References to the catastrophe of today that far exceeds that of 1948 are therefore being invoked from within these multiple sites of belonging. These are the different and multiple belongings to Palestine and Syria, as evidenced in Nakba memories, histories and communities. They are also different and multiple belongings to a Palestine within Syria, which is the belonging that is now most strongly articulated in light of the war. It is both limiting and short-sighted to translate these belongings into a superficial understanding of the Palestinians from Syria as being really Syrians, which is used as the basis of petty and at times institutional discrimination against them by Palestinians in Lebanon. It is similarly limited and short-sighted to set up the two as competing political demands – the return to Palestine and now Syria – of seeing the latter as taking away from the ultimate patriotic demand for the return to Palestine or as absolving Israel from the Palestinians’ statelessness.
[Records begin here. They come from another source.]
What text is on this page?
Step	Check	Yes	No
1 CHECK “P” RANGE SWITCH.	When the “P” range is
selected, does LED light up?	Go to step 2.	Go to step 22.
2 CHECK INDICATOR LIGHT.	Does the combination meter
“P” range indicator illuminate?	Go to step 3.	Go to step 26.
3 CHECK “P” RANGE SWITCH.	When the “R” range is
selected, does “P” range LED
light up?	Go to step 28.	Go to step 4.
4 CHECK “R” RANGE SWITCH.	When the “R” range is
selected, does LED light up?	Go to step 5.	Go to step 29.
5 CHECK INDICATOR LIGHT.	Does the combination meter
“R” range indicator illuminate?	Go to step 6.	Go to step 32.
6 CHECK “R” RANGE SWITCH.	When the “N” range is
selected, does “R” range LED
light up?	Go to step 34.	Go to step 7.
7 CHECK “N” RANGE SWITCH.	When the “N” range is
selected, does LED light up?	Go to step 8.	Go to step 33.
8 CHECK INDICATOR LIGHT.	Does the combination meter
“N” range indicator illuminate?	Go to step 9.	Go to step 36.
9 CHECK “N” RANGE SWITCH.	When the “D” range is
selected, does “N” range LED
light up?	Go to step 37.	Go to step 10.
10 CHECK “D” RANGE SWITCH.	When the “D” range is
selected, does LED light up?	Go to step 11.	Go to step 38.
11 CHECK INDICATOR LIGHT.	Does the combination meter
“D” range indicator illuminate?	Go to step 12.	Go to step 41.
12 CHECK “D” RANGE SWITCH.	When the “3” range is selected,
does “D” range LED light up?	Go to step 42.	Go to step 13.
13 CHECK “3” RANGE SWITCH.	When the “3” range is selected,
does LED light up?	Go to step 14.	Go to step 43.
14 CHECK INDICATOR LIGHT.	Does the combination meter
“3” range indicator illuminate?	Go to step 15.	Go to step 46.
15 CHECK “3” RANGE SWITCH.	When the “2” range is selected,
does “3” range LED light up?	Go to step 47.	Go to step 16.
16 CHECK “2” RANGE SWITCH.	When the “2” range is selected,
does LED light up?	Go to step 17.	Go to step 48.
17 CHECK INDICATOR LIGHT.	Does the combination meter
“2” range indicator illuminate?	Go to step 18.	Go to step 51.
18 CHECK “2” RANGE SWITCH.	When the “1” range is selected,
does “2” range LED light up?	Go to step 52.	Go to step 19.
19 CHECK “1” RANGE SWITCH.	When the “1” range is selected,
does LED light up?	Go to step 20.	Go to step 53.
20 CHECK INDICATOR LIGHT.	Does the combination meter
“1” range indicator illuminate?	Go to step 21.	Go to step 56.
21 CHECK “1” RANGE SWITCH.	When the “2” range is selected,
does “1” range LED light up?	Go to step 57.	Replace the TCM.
Palestinian communities belonging to both Palestine and Syria, the source of the demand to them, challenge us to think beyond the British and French-colonial era-carved nation-states that have so violently failed in the Arab East. These colonial relics and their consolidation through Israeli settler-colonialism and Arab absolute monarchist or totalitarian republican rule have failed to deliver on Palestinian self-determination. They also fell apart first in Lebanon, later Iraq and now Syria. It is these modern nation-states, which are also the source of the logic of recognition, and their structural realities that have allowed Israel to maintain the status quo while refusing to cede the return.
Palestinians’ different belongings, and their articulations through the shifting meanings of the 1948 Nakba in light of the Syrian war, point to the realities of the Palestinians’ communities in Syria as transcending these colonial and settler-colonial modern nation-states of the Arab East. They are belongings to a historic Palestine whose geography transcends present-day settler-colonial Israel through these communities’ embodiment of the 1948 Nakba. They are also belongings to a Syria that transcends its modern French colonial-carved borders, as most clearly expressed through the invocation of the catastrophes of today and the catastrophes of yesterday in light of the renewed devastation and shattering. They are therefore also belongings to an idea of a Palestine and a Syria of the past, during which their borders did not exist, and of their potential future. The realities of Palestinian refugee communities in Syria as expressed through Nakba memories and histories could be said to embody political potentialities that may have been a product of, but also clearly transcend, the nation-state order left behind by the British and the French in the Arab East.